The NRC staff has now completed its safety evaluation report (SER) on the proposed nuclear waste repository at Yucca Mountain in Nevada, with the publication of Volume 2 and Volume 5. This is an important milestone – however, completion of the SER neither finishes the review process nor represents a licensing decision.


To recap: The NRC closed its review of the application in fiscal year 2011. (The full story is here.) The NRC staff published Volume 1 of its five-volume SER in August 2010. Volume 1 covered general information about the application. The NRC staff subsequently published three technical evaluation reports to capture the work it had already done on volumes 2, 3 and 4, though without any regulatory conclusions.

In August 2013, the U.S. Court of Appeals for the District of Columbia Circuit ordered the NRC to resume the licensing process using leftover money appropriated from the Nuclear Waste Fund. So the agency resumed its work on the formal safety evaluation report.
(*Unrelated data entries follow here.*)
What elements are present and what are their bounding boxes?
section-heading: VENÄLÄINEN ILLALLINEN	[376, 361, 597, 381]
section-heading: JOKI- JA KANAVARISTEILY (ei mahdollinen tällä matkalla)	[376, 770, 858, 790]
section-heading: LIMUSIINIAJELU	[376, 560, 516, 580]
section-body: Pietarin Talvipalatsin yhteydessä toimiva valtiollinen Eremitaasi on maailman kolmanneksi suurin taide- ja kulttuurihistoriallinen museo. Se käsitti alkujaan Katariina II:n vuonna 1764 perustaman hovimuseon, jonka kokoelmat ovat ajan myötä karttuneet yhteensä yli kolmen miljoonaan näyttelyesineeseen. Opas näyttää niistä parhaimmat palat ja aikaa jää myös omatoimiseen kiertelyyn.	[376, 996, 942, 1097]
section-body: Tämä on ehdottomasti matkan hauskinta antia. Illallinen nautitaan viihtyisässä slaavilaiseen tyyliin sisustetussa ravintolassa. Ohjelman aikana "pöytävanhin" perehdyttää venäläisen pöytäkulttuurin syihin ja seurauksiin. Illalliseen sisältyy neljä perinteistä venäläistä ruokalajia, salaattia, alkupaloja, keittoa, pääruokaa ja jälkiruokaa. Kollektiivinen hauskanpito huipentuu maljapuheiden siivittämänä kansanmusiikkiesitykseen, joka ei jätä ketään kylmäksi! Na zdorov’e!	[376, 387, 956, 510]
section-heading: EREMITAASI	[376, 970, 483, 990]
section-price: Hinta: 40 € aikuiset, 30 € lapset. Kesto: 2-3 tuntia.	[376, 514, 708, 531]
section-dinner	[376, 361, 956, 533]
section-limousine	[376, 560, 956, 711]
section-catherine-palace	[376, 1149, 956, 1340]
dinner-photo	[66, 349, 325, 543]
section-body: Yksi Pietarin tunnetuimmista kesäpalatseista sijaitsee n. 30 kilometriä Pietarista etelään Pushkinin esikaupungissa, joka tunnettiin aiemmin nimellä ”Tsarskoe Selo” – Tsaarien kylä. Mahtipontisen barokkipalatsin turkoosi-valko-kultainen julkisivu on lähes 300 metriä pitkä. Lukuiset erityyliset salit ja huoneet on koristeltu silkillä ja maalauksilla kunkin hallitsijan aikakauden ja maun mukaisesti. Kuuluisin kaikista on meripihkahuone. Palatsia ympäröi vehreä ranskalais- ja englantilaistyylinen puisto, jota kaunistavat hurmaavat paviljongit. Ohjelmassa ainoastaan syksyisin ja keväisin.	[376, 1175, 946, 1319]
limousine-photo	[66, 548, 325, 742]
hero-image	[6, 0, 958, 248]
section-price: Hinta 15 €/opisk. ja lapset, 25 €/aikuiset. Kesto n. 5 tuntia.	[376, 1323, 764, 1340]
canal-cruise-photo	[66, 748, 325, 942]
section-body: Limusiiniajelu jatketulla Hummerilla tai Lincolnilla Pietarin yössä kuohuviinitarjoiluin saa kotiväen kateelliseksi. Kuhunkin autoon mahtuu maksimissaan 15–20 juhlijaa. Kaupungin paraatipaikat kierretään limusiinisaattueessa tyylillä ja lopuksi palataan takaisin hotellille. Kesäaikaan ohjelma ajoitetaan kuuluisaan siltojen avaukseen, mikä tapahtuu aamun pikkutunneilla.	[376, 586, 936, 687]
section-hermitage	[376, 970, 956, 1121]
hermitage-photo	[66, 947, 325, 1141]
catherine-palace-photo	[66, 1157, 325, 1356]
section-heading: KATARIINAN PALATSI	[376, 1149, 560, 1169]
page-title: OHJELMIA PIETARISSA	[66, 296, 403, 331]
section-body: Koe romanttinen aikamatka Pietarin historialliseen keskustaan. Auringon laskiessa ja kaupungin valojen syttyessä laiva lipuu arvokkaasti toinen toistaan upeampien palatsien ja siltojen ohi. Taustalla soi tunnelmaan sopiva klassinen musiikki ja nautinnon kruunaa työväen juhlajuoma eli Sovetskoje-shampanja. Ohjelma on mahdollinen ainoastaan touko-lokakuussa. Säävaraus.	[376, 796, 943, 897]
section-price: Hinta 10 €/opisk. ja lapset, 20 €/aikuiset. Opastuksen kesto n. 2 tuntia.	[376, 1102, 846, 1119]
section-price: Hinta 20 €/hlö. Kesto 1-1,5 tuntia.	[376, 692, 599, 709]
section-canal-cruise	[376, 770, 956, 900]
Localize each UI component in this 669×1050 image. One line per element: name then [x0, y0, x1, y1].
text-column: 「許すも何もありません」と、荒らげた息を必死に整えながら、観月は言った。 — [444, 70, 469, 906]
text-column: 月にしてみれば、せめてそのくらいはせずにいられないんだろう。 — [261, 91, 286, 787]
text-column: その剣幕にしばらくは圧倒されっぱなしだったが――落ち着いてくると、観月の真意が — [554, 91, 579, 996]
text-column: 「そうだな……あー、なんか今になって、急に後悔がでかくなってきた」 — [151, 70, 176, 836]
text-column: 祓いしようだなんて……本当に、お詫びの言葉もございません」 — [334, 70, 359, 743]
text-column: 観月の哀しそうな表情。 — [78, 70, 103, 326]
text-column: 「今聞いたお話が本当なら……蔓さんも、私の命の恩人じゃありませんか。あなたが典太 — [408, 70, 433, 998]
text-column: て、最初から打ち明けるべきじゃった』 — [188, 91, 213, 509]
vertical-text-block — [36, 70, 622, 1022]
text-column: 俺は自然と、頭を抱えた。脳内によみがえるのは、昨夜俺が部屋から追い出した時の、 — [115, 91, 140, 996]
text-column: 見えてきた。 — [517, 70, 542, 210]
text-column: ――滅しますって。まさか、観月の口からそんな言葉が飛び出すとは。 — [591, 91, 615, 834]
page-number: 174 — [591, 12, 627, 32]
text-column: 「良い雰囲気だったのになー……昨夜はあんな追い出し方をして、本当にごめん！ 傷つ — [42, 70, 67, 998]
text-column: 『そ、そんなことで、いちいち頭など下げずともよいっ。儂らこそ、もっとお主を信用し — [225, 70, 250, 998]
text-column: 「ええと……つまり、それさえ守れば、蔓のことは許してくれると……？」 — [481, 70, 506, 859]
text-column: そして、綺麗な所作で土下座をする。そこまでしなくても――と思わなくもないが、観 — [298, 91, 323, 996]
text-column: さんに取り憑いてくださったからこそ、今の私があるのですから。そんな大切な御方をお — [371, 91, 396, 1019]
We published Volume 3, covering repository safety after permanent closure, in October 2013. Volume 4, on administrative and programmatic requirements, was published in December. Volume 2, repository safety before permanent closure, and Volume 5, license specifications, complete the SER and the technical part of the licensing review.

That technical review concluded DOE’s application meets the safety and regulatory requirements in NRC’s regulations, except for DOE’s failure to secure certain land and water rights needed for construction and operation of the repository. These issues were identified in Volume 4.

Bottom line: the SER recommends that the Commission should not issue a construction authorization until DOE secures those land and water rights, and a supplement to DOE’s environmental impact statement (EIS) is completed.

The land DOE still needs to acquire is owned by three federal agencies: DOE’s National Nuclear Security Administration, the Department of the Interior and the Department of Defense. Legislation was introduced in Congress in 2007 to appropriate the land for the repository, but it did not pass. The water rights DOE needs are owned by the state of Nevada, which refused to appropriate the water in 1997. Litigation challenging that refusal is stayed.

yuccatunnelWhen the NRC resumed its licensing review in response to the appeals court, the agency asked DOE to supplement the EIS to cover certain groundwater-related issues. DOE declined to do so. The NRC staff is prepared to develop the supplement if the Commission tells it to.

Even if the EIS is completed, two more steps are needed before a licensing decision can be made. The adjudication of nearly 300 contentions filed by Nevada and other parties challenging the repository was also suspended in 2011. Reviving and completing this hearing will require more funding from Congress. Finally, the Commission must review issues outside of the adjudicatory context. Only then would the Commission decide whether to authorize construction.

So yes, completion of the SER is a major step, but there are many more ahead before the NRC can say yea or nay to Yucca Mountain.